NDP won't be 'bound' by Trans-Pacific trade deal, Tom Mulcair says

NDP Leader Tom Mulcair has written International Trade Minister Ed Fast saying he has "no mandate" to sign Canada on to the Trans-Pacific Partnership trade deal with just 17 days to go before the federal election. Mulcair says the NDP would not consider itself bound by the deal.

Conservatives are negotiating massive agreement with 'no mandate,' NDP leader says

NDP Leader Tom Mulcair says the government 'forfeited a mandate to conclude negotiations on a major international trade agreement the day the election was called.' (Andrew Vaughan/Canadian Press)

On the eve of what could be the biggest trade deal in history, Tom Mulcair says the NDP would not be "bound" by any Trans-Pacific Partnership signed by the Conservatives

In a letter to International Trade Minister Ed Fast, Mulcair says the Conservatives have "no mandate" to negotiate the deal so close to the federal election and are stepping far beyond the traditional caretaker role.

If an NDP government is elected on Oct. 19, it would "not consider itself bound" to the deal, he says.

Fast is meeting with his international counterparts in Atlanta for final talks on the Trans-Pacific Partnership, a 12-country pact that would include 40 per cent of the world's economy. The agreement is expected to be a boon for Canada's overall economy, but could come at a cost to certain sectors such as the auto industry and agriculture.

Mulcair said negotiations have been carried out without transparency, leaving Canadians "in the dark" on details of what's on the table.

'Forfeited' mandate to sign deal?

"Your government forfeited a mandate to conclude negotiations on a major international trade agreement the day the election was called," Mulcair wrote. "New Democrats will continue to fight for trade agreements that are good for Canada, and stand foursquare against concessions that harm Canadian interests."

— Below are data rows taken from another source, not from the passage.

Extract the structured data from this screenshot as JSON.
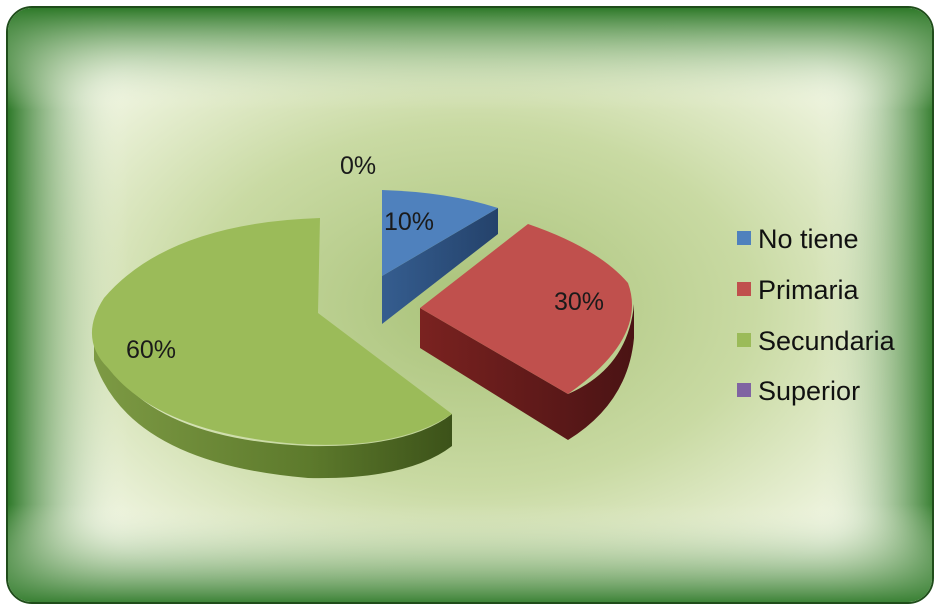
{
  "chart_data": {
    "type": "pie",
    "style": "3d-exploded",
    "categories": [
      "No tiene",
      "Primaria",
      "Secundaria",
      "Superior"
    ],
    "values": [
      10,
      30,
      60,
      0
    ],
    "value_labels": [
      "10%",
      "30%",
      "60%",
      "0%"
    ],
    "legend_placement": "right",
    "colors": {
      "No tiene": "#4f81bd",
      "Primaria": "#c0504d",
      "Secundaria": "#9bbb59",
      "Superior": "#8064a2"
    }
  },
  "legend": {
    "items": [
      {
        "label": "No tiene"
      },
      {
        "label": "Primaria"
      },
      {
        "label": "Secundaria"
      },
      {
        "label": "Superior"
      }
    ]
  },
  "frame": {
    "outer_color": "#2f7a2a",
    "inner_color": "#f3f7e6",
    "center_color": "#a9c279"
  }
}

Conservative Leader Stephen Harper has promised he would only sign off on a deal that benefits Canada's entire economy, but the auto industry and supply-managed dairy sectors are worried they will be hard hit by trade concessions.

Furious dairy farmers brought their cattle, tractors and placards to Parliament Hill on Tuesday to protest any deal that could harm their industry by increasing imports of milk and other dairy products to Canada.

Dairy farmer Robbie Beck of Shawville, Que., holds onto a dairy cow as he takes part in a protest against the Trans-Pacific Partnership in front of Parliament Hill in Ottawa on Tuesday. (Sean Kilpatrick/Canadian Press)

Earlier this week, Finance Minister Joe Oliver dismissed suggestions that negotiating the deal was in violation of the so-called caretaker convention, designed to limit government activity during an election period.

"When there's a matter of importance or urgency for the government to deal with in the national interest, then it's appropriate for us to do that. And this is certainly one of those cases," he said Wednesday.

Liberal Leader Justin Trudeau has said he wants the Conservatives to be more open and transparent about what could be in the deal, but conceded it would be "unrealistic" to suspend international negotiations during the election.

Conservative Party spokesman Chris McCluskey said Parliament would have an opportunity to scrutinize the deal.

"Thomas Mulcair knows full well that any trade deal would be tabled, fully debated and voted on in the next Parliament," he said.

Any deal would need to be approved in Parliament.